Agentic engineering OS
Farmslot is an agentic engineering OS and IDE: the place where one operator can scale work across many project types, machines, devices, model runners, and subscriptions without losing control of quality.
The point is not to replace the engineer with a black box. The point is to give the engineer a stronger operating environment for agentic work:
- an OS for projects, slots, machines, runners, lifecycle hooks, memory, and policy;
- an IDE for watching terminals, steering runs, inspecting artifacts, and making decisions;
- a framework that can adapt to mobile apps, web apps, browser extensions, desktop apps, CLIs, services, workers, and headless systems;
- a proof-first trust layer where recipes validate behavior visually and mechanically, then turn claims into reproducible evidence.
Why this matters
A single agent can be useful. Many agents across many repositories can become chaos unless the surrounding system is strong enough.
Farmslot is built for the operator who wants to say:
I want to run more work in parallel, across more projects, project types, computers, and model subscriptions, but I still need to understand what happened and trust the result.
That requires more than prompts. It requires an operating loop.
The OS layer
The OS layer coordinates the environment around agents:
| OS responsibility | What Farmslot provides |
|---|---|
| Projects | Importable project profiles with hooks, fixtures, health checks, and validation expectations. |
| Slots | Isolated workspaces tied to machines, devices, ports, branches, and runtime state. |
| Machines | Local and remote computers treated as a fleet instead of one-off terminals. |
| Runners | Claude, Codex, Cursor, scripts, browser automation, and custom runners behind a common control plane. |
| Lifecycle | Prepare, dispatch, monitor, validate, recycle, and recover as explicit phases. |
| Memory | Runs, artifacts, decisions, retrospectives, and curated learnings that survive a chat session. |
This is what lets one engineer scale beyond one project, one terminal, one machine, and one model subscription.
The IDE layer
The IDE layer is the human-facing cockpit for the same system.
It should let the operator:
- see what is running across the fleet;
- open the live terminal and app state;
- understand the current plan;
- approve, redirect, or stop risky actions;
- inspect screenshots, traces, summaries, and diffs;
- compare reviewer feedback;
- decide when the work is ready.
This is why the key phrase is watch and steer. The operator is not waiting for a final agent message. The operator is guiding the run while the work is happening.
The project framework layer
Farmslot should work across many kinds of software because the core loop is project-agnostic:
| Project type | Typical capabilities |
|---|---|
| Mobile / Expo / React Native | App launch, device control, UI actions, HUD intent, screenshots, traces. |
| Web apps | Browser launch, CDP actions, DOM assertions, screenshots, console/network traces. |
| Browser extensions | Extension lifecycle, browser automation, background/page inspection, UI proof. |
| Desktop apps | App launch, window automation, screenshots, logs, local process health. |
| CLIs | Command execution, stdout/stderr assertions, file artifacts, exit-code checks. |
| Backends / services | Health checks, API calls, logs, traces, contract tests, fixture setup. |
| Headless workers | Queue/job setup, log watching, output validation, summary artifacts. |
Each project owns its hooks and custom capabilities.
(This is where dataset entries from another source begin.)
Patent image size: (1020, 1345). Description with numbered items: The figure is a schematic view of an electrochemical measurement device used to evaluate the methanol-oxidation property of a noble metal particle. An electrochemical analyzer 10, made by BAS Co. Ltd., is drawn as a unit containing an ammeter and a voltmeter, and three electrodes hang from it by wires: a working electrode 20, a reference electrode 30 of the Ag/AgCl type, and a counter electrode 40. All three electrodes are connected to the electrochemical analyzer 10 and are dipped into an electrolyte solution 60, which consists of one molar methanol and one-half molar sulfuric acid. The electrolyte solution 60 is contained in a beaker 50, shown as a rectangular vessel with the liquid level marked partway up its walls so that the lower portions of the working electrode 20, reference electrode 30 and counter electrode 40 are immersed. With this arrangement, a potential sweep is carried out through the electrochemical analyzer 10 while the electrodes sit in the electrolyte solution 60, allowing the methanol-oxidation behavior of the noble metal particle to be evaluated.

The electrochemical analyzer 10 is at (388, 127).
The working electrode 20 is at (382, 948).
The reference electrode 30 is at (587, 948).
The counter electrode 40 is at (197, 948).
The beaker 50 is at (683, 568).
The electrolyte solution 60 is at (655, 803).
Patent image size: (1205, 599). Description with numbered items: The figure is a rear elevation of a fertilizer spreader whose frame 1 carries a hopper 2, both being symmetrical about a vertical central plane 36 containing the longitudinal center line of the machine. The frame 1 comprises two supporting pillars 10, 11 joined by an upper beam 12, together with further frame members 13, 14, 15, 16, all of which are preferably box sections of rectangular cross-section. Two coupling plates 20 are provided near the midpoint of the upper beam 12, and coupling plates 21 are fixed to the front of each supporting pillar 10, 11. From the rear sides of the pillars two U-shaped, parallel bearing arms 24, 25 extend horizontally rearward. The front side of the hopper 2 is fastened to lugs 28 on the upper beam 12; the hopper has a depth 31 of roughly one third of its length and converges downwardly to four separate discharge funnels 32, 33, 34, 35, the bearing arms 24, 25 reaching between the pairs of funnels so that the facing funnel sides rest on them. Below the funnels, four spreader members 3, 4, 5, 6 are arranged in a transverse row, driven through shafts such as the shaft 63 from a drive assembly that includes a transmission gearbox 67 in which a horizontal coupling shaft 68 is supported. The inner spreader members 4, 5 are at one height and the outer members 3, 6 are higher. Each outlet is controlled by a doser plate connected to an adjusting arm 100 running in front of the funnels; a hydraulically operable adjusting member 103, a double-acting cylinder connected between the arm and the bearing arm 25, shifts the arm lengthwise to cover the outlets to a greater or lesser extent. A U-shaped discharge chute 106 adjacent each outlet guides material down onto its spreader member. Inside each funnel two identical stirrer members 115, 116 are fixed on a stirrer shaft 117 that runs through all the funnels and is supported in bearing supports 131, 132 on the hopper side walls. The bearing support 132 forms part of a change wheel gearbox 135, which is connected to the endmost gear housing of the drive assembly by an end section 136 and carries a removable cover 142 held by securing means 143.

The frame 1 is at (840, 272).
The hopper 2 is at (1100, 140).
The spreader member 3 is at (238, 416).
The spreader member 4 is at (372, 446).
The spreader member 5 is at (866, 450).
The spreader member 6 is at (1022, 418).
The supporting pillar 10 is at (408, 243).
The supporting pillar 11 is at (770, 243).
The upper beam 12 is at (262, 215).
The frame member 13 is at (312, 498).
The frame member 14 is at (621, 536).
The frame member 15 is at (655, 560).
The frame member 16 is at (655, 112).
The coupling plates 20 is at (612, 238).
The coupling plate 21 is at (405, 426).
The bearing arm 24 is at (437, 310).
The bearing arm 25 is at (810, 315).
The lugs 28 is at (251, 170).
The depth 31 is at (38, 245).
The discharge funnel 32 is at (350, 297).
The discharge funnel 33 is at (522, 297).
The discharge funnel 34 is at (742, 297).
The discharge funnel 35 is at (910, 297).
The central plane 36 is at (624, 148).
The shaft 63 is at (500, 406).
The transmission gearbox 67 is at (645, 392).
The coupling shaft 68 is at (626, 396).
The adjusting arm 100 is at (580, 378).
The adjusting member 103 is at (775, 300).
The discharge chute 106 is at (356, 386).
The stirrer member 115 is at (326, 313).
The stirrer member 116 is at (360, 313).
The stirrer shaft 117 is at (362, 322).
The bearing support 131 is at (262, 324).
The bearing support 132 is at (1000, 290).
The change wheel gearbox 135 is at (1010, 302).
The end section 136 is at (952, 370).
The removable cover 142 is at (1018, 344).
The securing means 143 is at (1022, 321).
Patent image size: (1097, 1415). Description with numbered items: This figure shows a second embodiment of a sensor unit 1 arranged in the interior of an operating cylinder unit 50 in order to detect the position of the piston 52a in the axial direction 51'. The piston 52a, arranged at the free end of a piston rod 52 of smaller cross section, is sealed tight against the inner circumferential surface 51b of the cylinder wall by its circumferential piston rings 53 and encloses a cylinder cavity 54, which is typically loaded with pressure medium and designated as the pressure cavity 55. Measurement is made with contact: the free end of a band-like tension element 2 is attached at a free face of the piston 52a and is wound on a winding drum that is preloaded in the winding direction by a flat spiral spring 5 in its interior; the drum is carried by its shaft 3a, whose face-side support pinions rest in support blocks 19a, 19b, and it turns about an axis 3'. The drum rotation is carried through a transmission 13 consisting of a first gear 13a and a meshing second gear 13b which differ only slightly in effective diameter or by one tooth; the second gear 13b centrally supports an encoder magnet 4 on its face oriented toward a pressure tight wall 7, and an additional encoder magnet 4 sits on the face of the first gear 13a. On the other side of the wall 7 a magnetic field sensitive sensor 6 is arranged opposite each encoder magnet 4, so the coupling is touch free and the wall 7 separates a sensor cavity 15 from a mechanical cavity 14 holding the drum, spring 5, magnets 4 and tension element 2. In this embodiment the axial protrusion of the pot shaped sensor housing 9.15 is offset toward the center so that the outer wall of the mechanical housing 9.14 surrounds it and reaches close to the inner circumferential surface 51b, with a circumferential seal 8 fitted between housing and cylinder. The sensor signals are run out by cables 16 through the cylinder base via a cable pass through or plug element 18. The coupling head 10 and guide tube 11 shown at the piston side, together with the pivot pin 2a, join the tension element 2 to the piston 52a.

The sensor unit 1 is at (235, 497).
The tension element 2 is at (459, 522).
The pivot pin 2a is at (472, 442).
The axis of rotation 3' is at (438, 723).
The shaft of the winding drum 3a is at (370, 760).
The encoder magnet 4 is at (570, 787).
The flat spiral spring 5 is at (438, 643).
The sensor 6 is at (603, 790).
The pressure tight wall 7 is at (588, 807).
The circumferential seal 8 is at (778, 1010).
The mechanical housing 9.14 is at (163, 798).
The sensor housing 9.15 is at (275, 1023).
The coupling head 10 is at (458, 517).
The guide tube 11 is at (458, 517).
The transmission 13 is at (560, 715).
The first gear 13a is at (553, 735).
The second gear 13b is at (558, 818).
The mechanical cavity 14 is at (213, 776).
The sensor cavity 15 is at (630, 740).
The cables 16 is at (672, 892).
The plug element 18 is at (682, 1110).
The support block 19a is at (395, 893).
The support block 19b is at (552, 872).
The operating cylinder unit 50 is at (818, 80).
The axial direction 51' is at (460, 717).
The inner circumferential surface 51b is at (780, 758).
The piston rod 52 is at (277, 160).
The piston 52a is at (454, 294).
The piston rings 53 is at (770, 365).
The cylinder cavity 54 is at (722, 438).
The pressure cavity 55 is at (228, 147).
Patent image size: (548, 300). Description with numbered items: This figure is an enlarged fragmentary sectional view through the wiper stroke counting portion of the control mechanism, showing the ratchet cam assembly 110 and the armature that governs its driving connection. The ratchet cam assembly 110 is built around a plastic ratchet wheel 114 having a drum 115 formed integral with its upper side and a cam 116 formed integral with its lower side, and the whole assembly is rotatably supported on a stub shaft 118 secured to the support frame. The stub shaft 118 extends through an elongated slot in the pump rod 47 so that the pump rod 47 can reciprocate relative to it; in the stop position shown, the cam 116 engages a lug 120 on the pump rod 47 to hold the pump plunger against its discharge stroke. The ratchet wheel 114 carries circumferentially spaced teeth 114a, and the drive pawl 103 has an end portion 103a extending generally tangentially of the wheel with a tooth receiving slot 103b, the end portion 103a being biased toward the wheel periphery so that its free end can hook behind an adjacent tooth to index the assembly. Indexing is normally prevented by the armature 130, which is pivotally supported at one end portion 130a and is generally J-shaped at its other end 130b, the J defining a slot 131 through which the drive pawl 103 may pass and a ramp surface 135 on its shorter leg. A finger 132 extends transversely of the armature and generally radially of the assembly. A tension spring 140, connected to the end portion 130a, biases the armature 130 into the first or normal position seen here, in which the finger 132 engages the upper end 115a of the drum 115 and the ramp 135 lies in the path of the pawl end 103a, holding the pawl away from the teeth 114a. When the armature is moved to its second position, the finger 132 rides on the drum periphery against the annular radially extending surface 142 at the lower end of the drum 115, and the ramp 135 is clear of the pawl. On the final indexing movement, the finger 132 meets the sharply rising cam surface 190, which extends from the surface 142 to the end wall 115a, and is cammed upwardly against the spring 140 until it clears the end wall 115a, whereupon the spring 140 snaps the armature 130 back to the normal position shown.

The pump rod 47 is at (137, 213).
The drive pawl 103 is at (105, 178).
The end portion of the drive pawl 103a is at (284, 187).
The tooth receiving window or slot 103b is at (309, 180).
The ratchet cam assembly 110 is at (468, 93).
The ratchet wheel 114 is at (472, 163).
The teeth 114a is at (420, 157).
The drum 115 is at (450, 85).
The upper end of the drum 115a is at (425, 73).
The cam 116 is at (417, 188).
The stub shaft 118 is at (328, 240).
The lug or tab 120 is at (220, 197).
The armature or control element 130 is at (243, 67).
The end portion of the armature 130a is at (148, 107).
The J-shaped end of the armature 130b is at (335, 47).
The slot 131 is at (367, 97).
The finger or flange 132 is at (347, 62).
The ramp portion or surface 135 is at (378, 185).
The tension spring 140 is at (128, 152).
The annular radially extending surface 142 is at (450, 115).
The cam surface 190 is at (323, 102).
Farmslot owns the shared operating loop: dispatch, watch, steer, validate, review, and improve.
Runner capacity leverage
Farmslot also turns scattered model capacity into coordinated engineering throughput.
Instead of using each model subscription or runner as a separate chat window, the operator can assign them roles:
- one runner implements;
- another investigates;
- another writes or executes recipes;
- another reviews the diff and evidence;
- another curates retrospective learnings.
That is how a single operator can start working like a team of teams: many agents, many computers, many projects, one control plane, one trust layer.
The proof-first trust layer
The trust layer is the recipe concept at the core of the framework: validate what the agent did visually when the project has a UI, validate it mechanically when it does not, and package the proof so a human can review it.
Recipes make the system credible because they convert acceptance criteria into deterministic proof:
- set up the required state;
- perform real actions;
- assert the expected behavior;
- capture screenshots, traces, summaries, and logs;
- make the result reviewable and repeatable.
Without recipes, an agent can only tell you what it thinks happened. With recipes, the system can show what happened: screenshots, HUD intent, traces, logs, summaries, and assertions tied back to the acceptance criteria.
The product in one sentence
Farmslot is the operating environment for scaling agentic engineering: coordinate many project types and model runners, watch and steer agents like an IDE, and trust results through visual validation, executable recipes, and proof artifacts.